03 Dicembre 2020 - Ultimo aggiornamento il: 02 Dicembre 2020 alle 19:14:04

Cronaca

Così muore il commercio

Contraffazione, presentato il progetto “Io sono Originale”


“Acquistare prodotti contraffatti come alimenti, capi di abbigliamento, calzature,  musica, videogiochi e tant’altro ancora, finanche prodotti farmaceutici e cosmetici,  per tre consumatori sui quattro rappresenta la normalità, nonostante  i rischi per la salute e la sicurezza”. E’ quanto emerso dalla conferenza stampa tenutasi stamattina in Confcommercio, per la presentazione dell’iniziativa nazionale Io sono Originale. “Purtroppo, l’acquisto di prodotti illegali e l’utilizzo di servizi erogati da soggetti non autorizzati è in aumento: il 27% dei consumatori – in prevalenza uomini- acquista griffe false e prodotti contraffatti”.

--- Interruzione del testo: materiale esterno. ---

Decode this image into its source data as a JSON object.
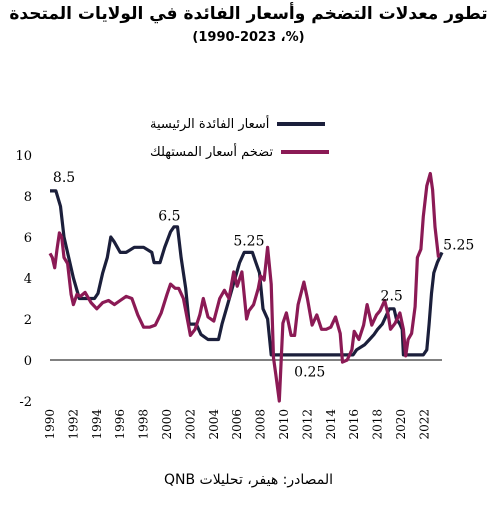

Contraffazione e abusivismo sono due delle varie forme di illegalità, spesso i volti della stessa medaglia, che più incidono  sull’andamento delle imprese del commercio, dei servizi e del turismo.

Per il 60,8% delle imprese infatti la concorrenza sleale rappresenta una delle principali cause della riduzione dei ricavi e del fatturato, se non addirittura delle mancate vendite (per il 37,5%), e della difficoltà a mantenere i livelli occupazionali (15%). 

I prodotti più acquistati sono abbigliamento (46,6%), prodotti alimentari (38%), accessori e occhiali (33%), calzature e borse (24%), farmaci e prodotti parafarmaceutici (21,2%). L’acquisto di un prodotto illegale purtroppo è legato a comportamenti consapevoli per oltre il 32% dei consumatori nel 2014, contro il 19,8% del 2013, con un aumento del 12,3%. A conferma che il fenomeno è in crescita, nonostante che  il 56% conosca il rischio che tale acquisto comporta

Nella settimana che andrà dall’1 all’8 novembre saranno articolate sul territorio provinciale varie attività che coinvolgeranno i consumatori;  sarà distribuito infatti  materiale informativo presso i punti vendita, ed in  spazi allestiti – nelle ore serali-  in alcune aree urbane. Questo il calendario: 3 novembre Castellaneta, 4 Taranto (via Cesare Battisti/ angolo via Falanto), 5 Martina Franca, 6 Massafra, 7 Taranto (P.zza Sicilia), 8 Taranto (P.zza Immacolata).

Contestualmente saranno organizzati incontri nelle scuole che vedranno coinvolti gli studenti delle medie superiori di Taranto e provincia. Perchè il “falso” rischia di uccidere il commercio.